The second outcome: the regime hardens, the abuses multiply, and the sports investment becomes a historical embarrassment. Germany hosted the Olympics in 1936. The IOC called it a triumph. History remembers it as the Games that legitimised fascism. Russia hosted the Sochi Olympics in 2014, then invaded Ukraine; the IOC now bans the Russian flag from competition. Qatar hosted the World Cup in 2022; the 6,500 dead migrant workers are the lasting legacy.
Which trajectory is Saudi Arabia on? The data suggests the second. Executions are rising. Dissidents are receiving longer sentences. The reforms MBS promised — women's freedoms, labour protections, political liberalisation — have stalled or reversed. Vision 2030 is proceeding, but the vision does not include democracy, independent courts, or freedom of expression. It includes football, golf, and Formula One.

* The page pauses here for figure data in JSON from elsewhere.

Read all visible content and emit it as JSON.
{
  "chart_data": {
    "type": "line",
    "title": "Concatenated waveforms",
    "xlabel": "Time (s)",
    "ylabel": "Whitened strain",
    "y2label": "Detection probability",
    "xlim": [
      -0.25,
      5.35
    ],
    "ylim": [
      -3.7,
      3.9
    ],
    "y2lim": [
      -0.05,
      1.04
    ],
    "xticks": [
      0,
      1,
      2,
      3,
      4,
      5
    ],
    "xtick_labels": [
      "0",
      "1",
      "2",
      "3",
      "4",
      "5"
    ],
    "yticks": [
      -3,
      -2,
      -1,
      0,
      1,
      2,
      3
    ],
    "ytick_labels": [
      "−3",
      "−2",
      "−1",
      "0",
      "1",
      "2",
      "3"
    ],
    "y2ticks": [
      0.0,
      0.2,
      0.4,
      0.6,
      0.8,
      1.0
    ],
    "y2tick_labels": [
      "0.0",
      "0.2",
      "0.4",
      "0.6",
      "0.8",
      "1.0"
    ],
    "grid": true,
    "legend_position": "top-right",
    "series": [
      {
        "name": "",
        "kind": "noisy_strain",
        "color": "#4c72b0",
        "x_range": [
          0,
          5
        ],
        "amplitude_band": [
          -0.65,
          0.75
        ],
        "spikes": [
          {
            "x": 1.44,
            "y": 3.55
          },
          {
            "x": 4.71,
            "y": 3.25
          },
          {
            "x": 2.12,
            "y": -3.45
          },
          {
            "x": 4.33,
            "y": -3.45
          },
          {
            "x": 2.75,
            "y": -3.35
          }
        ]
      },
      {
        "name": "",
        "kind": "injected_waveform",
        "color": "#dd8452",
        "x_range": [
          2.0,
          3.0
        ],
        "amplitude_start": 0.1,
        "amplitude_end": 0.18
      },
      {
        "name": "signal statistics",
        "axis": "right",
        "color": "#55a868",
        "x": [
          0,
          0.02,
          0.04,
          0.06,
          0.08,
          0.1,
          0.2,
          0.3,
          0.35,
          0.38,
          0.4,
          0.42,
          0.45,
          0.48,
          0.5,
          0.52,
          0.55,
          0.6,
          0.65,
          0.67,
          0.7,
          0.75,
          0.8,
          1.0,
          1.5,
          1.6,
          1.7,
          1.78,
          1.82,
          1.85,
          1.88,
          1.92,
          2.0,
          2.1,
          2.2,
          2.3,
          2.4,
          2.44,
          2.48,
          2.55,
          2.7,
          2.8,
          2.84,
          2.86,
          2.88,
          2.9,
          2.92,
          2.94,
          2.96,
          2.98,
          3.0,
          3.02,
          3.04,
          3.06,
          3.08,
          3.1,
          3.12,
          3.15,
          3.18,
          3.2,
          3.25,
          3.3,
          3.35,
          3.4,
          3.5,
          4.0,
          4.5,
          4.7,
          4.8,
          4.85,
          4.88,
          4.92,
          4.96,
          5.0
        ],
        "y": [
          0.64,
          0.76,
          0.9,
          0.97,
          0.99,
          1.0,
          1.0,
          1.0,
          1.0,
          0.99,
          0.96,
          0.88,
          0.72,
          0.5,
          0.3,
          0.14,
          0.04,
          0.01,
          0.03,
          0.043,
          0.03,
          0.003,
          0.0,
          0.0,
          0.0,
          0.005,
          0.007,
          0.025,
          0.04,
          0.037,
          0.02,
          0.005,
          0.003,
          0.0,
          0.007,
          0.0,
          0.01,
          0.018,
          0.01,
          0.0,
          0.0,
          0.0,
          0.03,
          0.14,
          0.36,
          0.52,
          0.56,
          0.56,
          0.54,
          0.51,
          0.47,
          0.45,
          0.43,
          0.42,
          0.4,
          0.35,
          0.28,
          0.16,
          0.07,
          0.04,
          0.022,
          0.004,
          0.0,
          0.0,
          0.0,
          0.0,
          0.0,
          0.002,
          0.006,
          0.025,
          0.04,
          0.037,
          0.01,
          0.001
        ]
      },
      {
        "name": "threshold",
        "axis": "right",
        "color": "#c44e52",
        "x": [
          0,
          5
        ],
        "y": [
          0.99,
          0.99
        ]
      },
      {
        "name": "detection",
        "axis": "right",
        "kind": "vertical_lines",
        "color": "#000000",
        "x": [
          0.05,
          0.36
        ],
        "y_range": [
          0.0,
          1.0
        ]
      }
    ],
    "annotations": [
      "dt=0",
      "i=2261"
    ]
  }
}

The 2034 World Cup will proceed. Saudi Arabia will spend $10 billion on stadiums, infrastructure, and spectacle. Millions will watch. Sponsors will pay. And every single match will be accompanied by protests, op-eds, and social media campaigns reminding the world of the journalists imprisoned, the activists executed, and the migrant workers who built the stadiums. This is not a successful sportswashing campaign. It is a $15 billion admission that legitimacy cannot be bought, only borrowed — and the interest rate keeps rising.
One is tempted to admire the persistence. But history will not remember this as ambition. It will remember it as the moment sport sold itself to an autocracy, and both sides lost.